Roberts's biographer, Helen Topliss, suggests that the trees in this quiet, romantic painting are sheoaks (Casuarina). Certainly the scene evokes the environs of the Eaglemont artists' camp, by the Yarra at Heidelberg, where Roberts spent most of his summers from 1888 to 1890. Arthur Streeton had first discovered the old homestead at Eaglemont where he and Roberts and Charles Conder 'camped' and as many as sixty artists and students sometimes visited at weekends. Streeton later recalled it in a letter to Roberts: 'I thought of our Heidelberg times the other day. The brilliant clear blue mornings with the faint Dandenongs, the round she oaks... & Oleander & Japonica & Pine Cones scattering on the dewy grass... & the thick small cypruss trees near the Tennis Court...- & the Fair Open hilltop where K.[Conder] did his "Evening Star" & the row of Hazels and Pear trees.
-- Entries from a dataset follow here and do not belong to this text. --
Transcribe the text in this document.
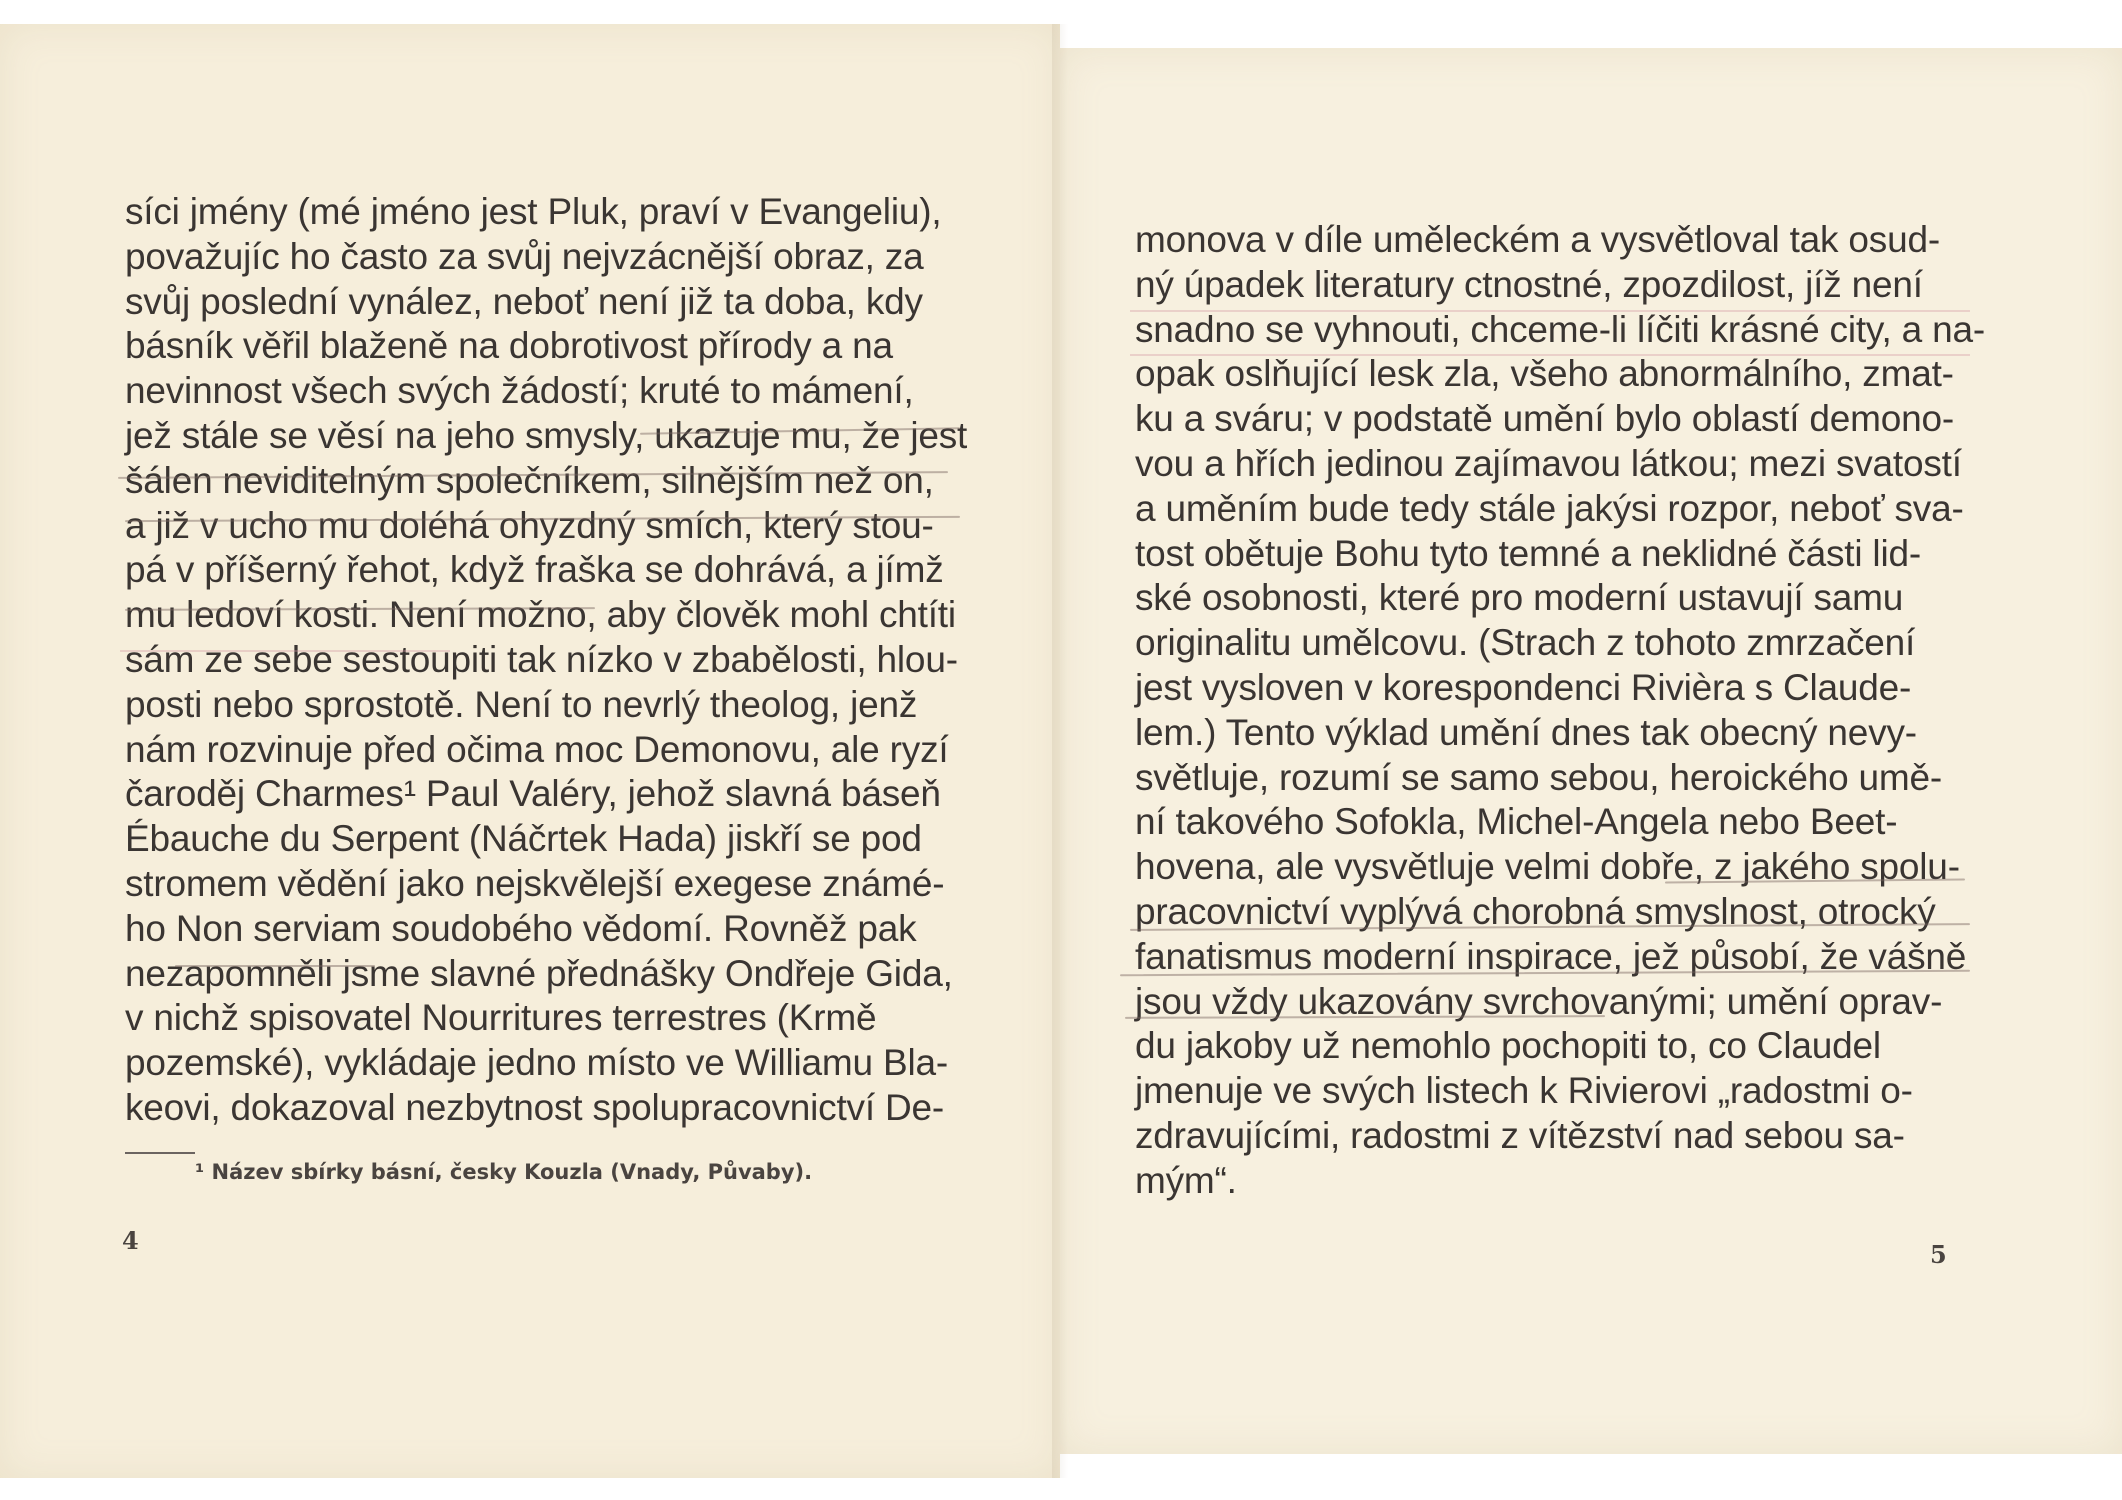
síci jmény (mé jméno jest Pluk, praví v Evangeliu),
považujíc ho často za svůj nejvzácnější obraz, za
svůj poslední vynález, neboť není již ta doba, kdy
básník věřil blaženě na dobrotivost přírody a na
nevinnost všech svých žádostí; kruté to mámení,
jež stále se věsí na jeho smysly, ukazuje mu, že jest
šálen neviditelným společníkem, silnějším než on,
a již v ucho mu doléhá ohyzdný smích, který stou-
pá v příšerný řehot, když fraška se dohrává, a jímž
mu ledoví kosti. Není možno, aby člověk mohl chtíti
sám ze sebe sestoupiti tak nízko v zbabělosti, hlou-
posti nebo sprostotě. Není to nevrlý theolog, jenž
nám rozvinuje před očima moc Demonovu, ale ryzí
čaroděj Charmes¹ Paul Valéry, jehož slavná báseň
Ébauche du Serpent (Náčrtek Hada) jiskří se pod
stromem vědění jako nejskvělejší exegese známé-
ho Non serviam soudobého vědomí. Rovněž pak
nezapomněli jsme slavné přednášky Ondřeje Gida,
v nichž spisovatel Nourritures terrestres (Krmě
pozemské), vykládaje jedno místo ve Williamu Bla-
keovi, dokazoval nezbytnost spolupracovnictví De-
¹ Název sbírky básní, česky Kouzla (Vnady, Půvaby).
4
monova v díle uměleckém a vysvětloval tak osud-
ný úpadek literatury ctnostné, zpozdilost, jíž není
snadno se vyhnouti, chceme-li líčiti krásné city, a na-
opak oslňující lesk zla, všeho abnormálního, zmat-
ku a sváru; v podstatě umění bylo oblastí demono-
vou a hřích jedinou zajímavou látkou; mezi svatostí
a uměním bude tedy stále jakýsi rozpor, neboť sva-
tost obětuje Bohu tyto temné a neklidné části lid-
ské osobnosti, které pro moderní ustavují samu
originalitu umělcovu. (Strach z tohoto zmrzačení
jest vysloven v korespondenci Rivièra s Claude-
lem.) Tento výklad umění dnes tak obecný nevy-
světluje, rozumí se samo sebou, heroického umě-
ní takového Sofokla, Michel-Angela nebo Beet-
hovena, ale vysvětluje velmi dobře, z jakého spolu-
pracovnictví vyplývá chorobná smyslnost, otrocký
fanatismus moderní inspirace, jež působí, že vášně
jsou vždy ukazovány svrchovanými; umění oprav-
du jakoby už nemohlo pochopiti to, co Claudel
jmenuje ve svých listech k Rivierovi „radostmi o-
zdravujícími, radostmi z vítězství nad sebou sa-
mým“.
5
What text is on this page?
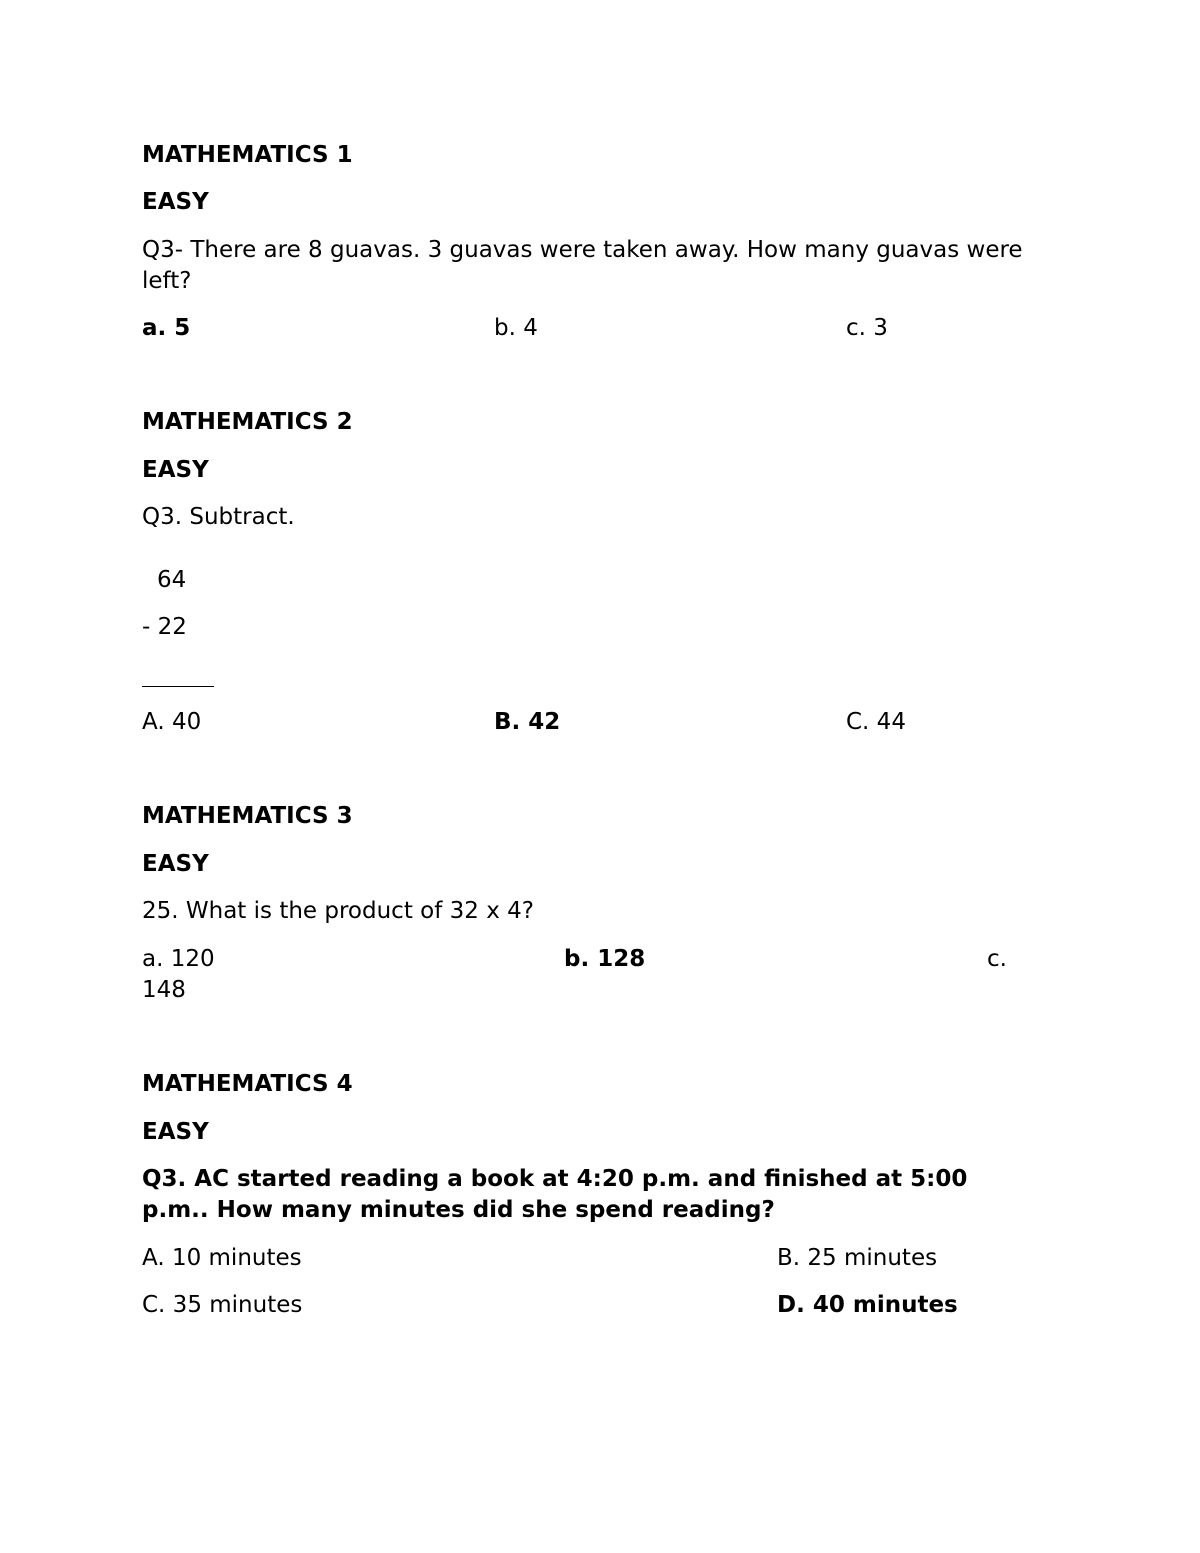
MATHEMATICS 1
EASY
Q3- There are 8 guavas. 3 guavas were taken away. How many guavas were left?
a. 5	b. 4	c. 3
MATHEMATICS 2
EASY
Q3. Subtract.
64
- 22
A. 40	B. 42	C. 44
MATHEMATICS 3
EASY
25. What is the product of 32 x 4?
a. 120	b. 128	c.
148
MATHEMATICS 4
EASY
Q3. AC started reading a book at 4:20 p.m. and finished at 5:00
p.m.. How many minutes did she spend reading?
A. 10 minutes	B. 25 minutes
C. 35 minutes	D. 40 minutes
Pines round the Well & Bill Peg fishing & the... shortcut to Ivanhoe; and the long warm afternoons of coppery light'.1 'The water is rendered with broad touches of brown and blue... On the reverse he began a portrait that has touches of pigment on it that match the landscape on the recto... [T]he remaining touches in the sky and the detail brought back with a brush end on the trees suggest an earlier rather than a later date. The full-face portrait on the verso would also concur with an earlier date'.2

1. Letter from Streeton to Roberts, 7 August 1908; in Galbally, A. and Gray, A., Letters from Smike, the Letters of Arthur Streeton 1890-1943, Oxford University Press, Melbourne, 1989, p. 113.
2. Helen Topliss, Tom Roberts 1856-1931: a catalogue raisonne, Oxford University Press, Melbourne, 1985, vol. I, p. 110.